The paper DESIGN OF COGNITIVE RADIO SYSTEMS UNDER TEMPERATURE-INTERFERENCE CONSTRAINTS: A VARIATIONAL INEQUALITY APPROACH by Jong-Shi Pang et al. presents a novel approach to simultaneous waterfilling in a cognitive scenario where secondary users have to maximize their own transmission rate and simultaneously satisfy the interference constraint imposed by the primary user. In a nice presentation D. P. Palomar explained how this problem can be addressed by translating the interference constraints into the maximization problem through lagrange multipliers. I was surprised that a similar strategy was used by J. A. Bazerque in his approach to the distributed Lasso, what indicates that this approach is useful for deriving distributed version of algorithms with global constraints.


Stephen P. Boyd once said in his lecture 364A that we cannot state that problems are convex only because exists a transformation that maps the original problem into an equivalent convex formulation. This definition would imply that we could never say that a given problem is non-convex, since it may exists an unknown transformation such that there exists a convex formulation.

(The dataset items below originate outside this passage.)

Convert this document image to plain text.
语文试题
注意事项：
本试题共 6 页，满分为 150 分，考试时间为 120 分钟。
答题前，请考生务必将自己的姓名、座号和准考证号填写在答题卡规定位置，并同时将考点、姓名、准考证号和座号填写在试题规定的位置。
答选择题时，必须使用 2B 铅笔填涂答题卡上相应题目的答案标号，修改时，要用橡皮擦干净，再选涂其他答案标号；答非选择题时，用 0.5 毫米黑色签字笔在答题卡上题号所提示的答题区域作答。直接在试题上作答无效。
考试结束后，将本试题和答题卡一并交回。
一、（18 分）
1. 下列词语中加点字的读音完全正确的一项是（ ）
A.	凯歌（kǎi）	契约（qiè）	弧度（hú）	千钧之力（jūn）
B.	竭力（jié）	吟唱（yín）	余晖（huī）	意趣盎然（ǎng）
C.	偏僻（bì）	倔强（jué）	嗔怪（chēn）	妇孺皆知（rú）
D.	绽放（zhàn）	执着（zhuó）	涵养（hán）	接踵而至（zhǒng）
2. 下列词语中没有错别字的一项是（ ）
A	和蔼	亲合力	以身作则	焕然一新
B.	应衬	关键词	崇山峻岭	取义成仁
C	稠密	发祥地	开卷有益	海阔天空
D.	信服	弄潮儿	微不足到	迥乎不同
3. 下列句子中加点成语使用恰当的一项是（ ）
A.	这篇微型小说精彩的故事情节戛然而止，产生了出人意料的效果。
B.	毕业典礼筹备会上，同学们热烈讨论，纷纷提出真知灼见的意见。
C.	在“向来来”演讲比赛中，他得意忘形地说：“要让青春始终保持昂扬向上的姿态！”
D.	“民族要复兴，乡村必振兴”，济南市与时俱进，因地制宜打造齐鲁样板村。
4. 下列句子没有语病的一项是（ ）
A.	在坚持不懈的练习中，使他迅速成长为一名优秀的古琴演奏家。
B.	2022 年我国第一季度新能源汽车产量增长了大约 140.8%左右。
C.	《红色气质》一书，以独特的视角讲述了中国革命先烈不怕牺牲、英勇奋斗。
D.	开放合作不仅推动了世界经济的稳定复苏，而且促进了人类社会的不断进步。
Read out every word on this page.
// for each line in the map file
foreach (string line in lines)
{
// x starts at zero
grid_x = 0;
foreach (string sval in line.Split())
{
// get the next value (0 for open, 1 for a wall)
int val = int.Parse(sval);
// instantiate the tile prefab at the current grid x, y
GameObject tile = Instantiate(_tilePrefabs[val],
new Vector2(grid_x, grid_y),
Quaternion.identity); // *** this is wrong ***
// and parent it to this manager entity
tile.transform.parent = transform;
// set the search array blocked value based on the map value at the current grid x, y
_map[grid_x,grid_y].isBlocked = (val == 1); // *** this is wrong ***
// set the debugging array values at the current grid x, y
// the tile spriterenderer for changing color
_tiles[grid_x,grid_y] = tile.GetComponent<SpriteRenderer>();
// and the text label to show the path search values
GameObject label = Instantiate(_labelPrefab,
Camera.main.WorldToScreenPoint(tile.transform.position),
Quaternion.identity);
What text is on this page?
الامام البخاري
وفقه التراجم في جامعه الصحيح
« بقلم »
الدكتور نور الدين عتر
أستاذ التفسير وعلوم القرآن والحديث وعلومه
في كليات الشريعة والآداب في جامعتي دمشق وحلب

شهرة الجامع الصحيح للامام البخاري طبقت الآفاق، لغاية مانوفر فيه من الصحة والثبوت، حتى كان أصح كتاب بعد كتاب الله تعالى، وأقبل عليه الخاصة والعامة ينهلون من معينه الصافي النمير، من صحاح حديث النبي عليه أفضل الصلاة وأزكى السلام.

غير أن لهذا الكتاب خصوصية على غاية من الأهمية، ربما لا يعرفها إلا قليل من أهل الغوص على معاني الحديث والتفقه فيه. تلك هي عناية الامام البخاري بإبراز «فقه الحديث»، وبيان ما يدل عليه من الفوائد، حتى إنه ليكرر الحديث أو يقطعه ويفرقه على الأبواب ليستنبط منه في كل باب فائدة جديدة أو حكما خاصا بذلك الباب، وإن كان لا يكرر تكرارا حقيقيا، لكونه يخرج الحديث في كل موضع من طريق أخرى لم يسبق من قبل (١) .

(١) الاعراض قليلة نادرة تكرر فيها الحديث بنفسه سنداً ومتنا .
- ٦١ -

The work CONCAVE RESOURCE ALLOCATION PROBLEMS FOR INTERFERENCE COUPLED WIRELESS SYSTEMS by Holger Boche et al. studies this problem for practical functions of the SINR that is neither convex or concave on the set of powers.The paper shows that there exists no transformation (given a set of constraints on the allowed transformations) that ensures concavity for all linear interference functions for all functions of SINR. Then it shows that for an exponential transformation on the powers this concavity is achieved for a class of utility functions. I need to take a closer look to the paper, but it looks quite interesting for practical SINR-based power control algorithms.